It’s critical that companies use social media. Their competition is.
As Brian Solis says, “Engage or Die.”
The two big questions for companies to answer are: “what to do” and “how to do it?”
Facebook, Twitter, Youtube, LinkedIn, Myspace, Vimeo, Ning, Flickr… (I don’t think there is really enough space to create a list of EVERY social media network, but you get the idea)
How do you make sense of them all? For starters, with a couple of exceptions, each platform essentially serves a different purpose. Now I know there are copycats, but I’m going to just hit the main ones here – it’s a primer, not an exhaustive guide.
Lets break them down into a couple of basic categories: Interactive/Non-Interactive Communities and Multi/Mono-Media. By interactive I mean that you have an area to actively leave feedback that others are guaranteed to see. By non-interactive, I mean essentially Twitter – I’ll explain that in a second before people start calling in the Capital One vikings to start throwing axes at me.
By Multi-Media, I mean simply that they hold more than one type of media (i.e. photo+video, etc…). By Mono-Media, I mean simply that they only hold one type of media (i.e. photo or video, but not both).
Interactive Multi-Media Communities: Facebook, Myspace, etc…
Interactive Mono-Multimedia Communities: LinkedIn, YouTube, Vimeo, Flickr, Photobucket, Imageshack, Picasa, etc…
Non-Interactive Communities: Twitter, etc…
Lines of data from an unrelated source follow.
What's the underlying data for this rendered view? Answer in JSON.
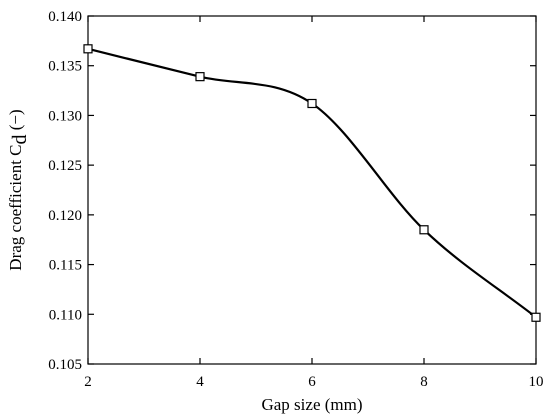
{
  "chart_data": {
    "type": "line",
    "title": "",
    "xlabel": "Gap size (mm)",
    "ylabel": "Drag coefficient C",
    "ylabel_subscript": "d",
    "ylabel_unit": " (−)",
    "xlim": [
      2,
      10
    ],
    "ylim": [
      0.105,
      0.14
    ],
    "x_ticks": [
      "2",
      "4",
      "6",
      "8",
      "10"
    ],
    "y_ticks": [
      "0.105",
      "0.110",
      "0.115",
      "0.120",
      "0.125",
      "0.130",
      "0.135",
      "0.140"
    ],
    "grid": false,
    "legend": "none",
    "series": [
      {
        "x": [
          2,
          4,
          6,
          8,
          10
        ],
        "y": [
          0.1367,
          0.1339,
          0.1312,
          0.1185,
          0.1097
        ],
        "color": "#000000",
        "marker": "open-square",
        "smooth": true
      }
    ]
  }
}
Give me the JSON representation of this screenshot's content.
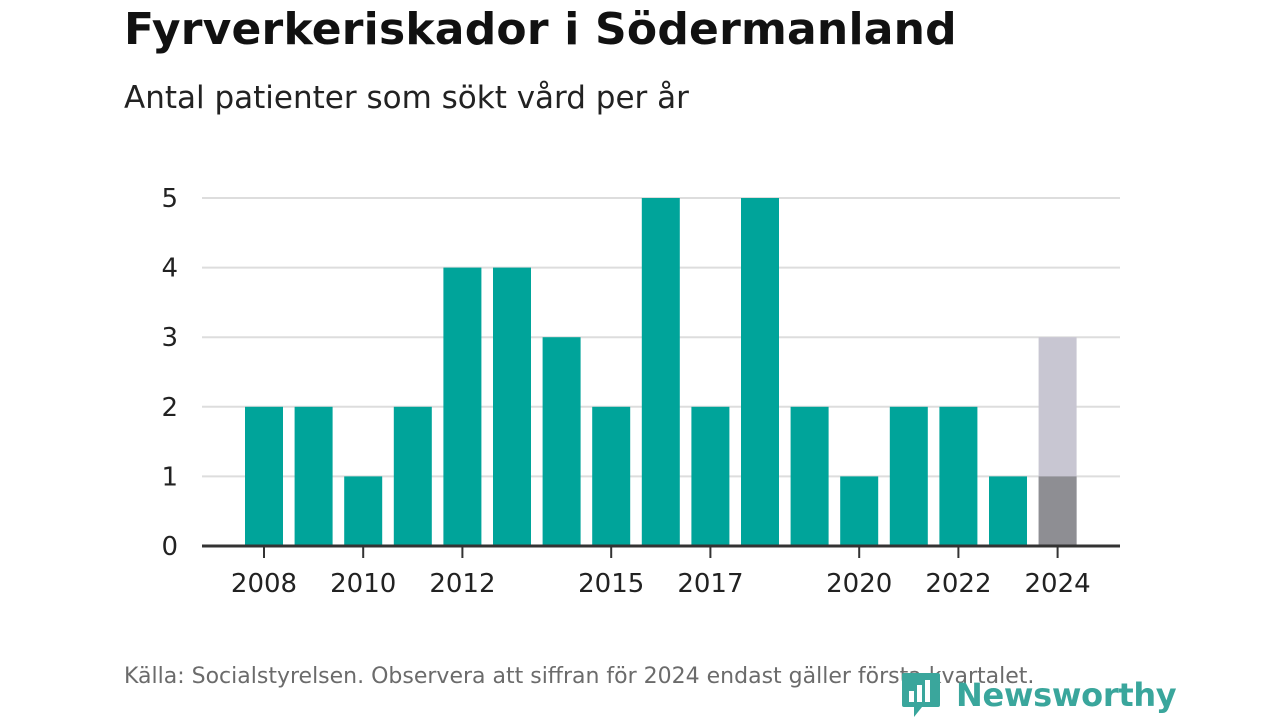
{
  "title": "Fyrverkeriskador i Södermanland",
  "subtitle": "Antal patienter som sökt vård per år",
  "source": "Källa: Socialstyrelsen. Observera att siffran för 2024 endast gäller första kvartalet.",
  "logo": {
    "text": "Newsworthy",
    "icon": "newsworthy-logo-icon"
  },
  "colors": {
    "bar": "#00a49a",
    "highlight_actual": "#8e8e93",
    "highlight_projected": "#c8c6d2",
    "grid": "#dddddd",
    "axis": "#333333",
    "logo": "#3aa69c"
  },
  "chart_data": {
    "type": "bar",
    "title": "Fyrverkeriskador i Södermanland",
    "subtitle": "Antal patienter som sökt vård per år",
    "categories": [
      "2008",
      "2009",
      "2010",
      "2011",
      "2012",
      "2013",
      "2014",
      "2015",
      "2016",
      "2017",
      "2018",
      "2019",
      "2020",
      "2021",
      "2022",
      "2023",
      "2024"
    ],
    "values": [
      2,
      2,
      1,
      2,
      4,
      4,
      3,
      2,
      5,
      2,
      5,
      2,
      1,
      2,
      2,
      1,
      1
    ],
    "highlight": {
      "category": "2024",
      "actual": 1,
      "estimated_total": 3
    },
    "x_tick_labels": [
      "2008",
      "2010",
      "2012",
      "2015",
      "2017",
      "2020",
      "2022",
      "2024"
    ],
    "y_ticks": [
      0,
      1,
      2,
      3,
      4,
      5
    ],
    "ylim": [
      0,
      5
    ],
    "xlabel": "",
    "ylabel": "",
    "grid": true,
    "legend": "none"
  }
}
I list Twitter as a non-interactive community because it is really simply just an information stream. It’s not set up to have conversations between individuals. Unlike Facebook, Myspace and even YouTube, there’s no real way to start a conversation and leave it up for others to see. Replies are swept away by the next wave of incoming posts. Even with Tweetdeck (an application allowing you to keep an eye on topics identified with #hashtags), old replies are buried under the new. For this reason, I prefer to think of it as an information stream that people jump into and out of as they interact with it. LinkedIn is borderline, but because you can post recommendations about people that others are able to see for an extended period of time (essentially indefinitely), I’m categorizing it as an interactive community (LinkedIn of course, has it’s own intricacies).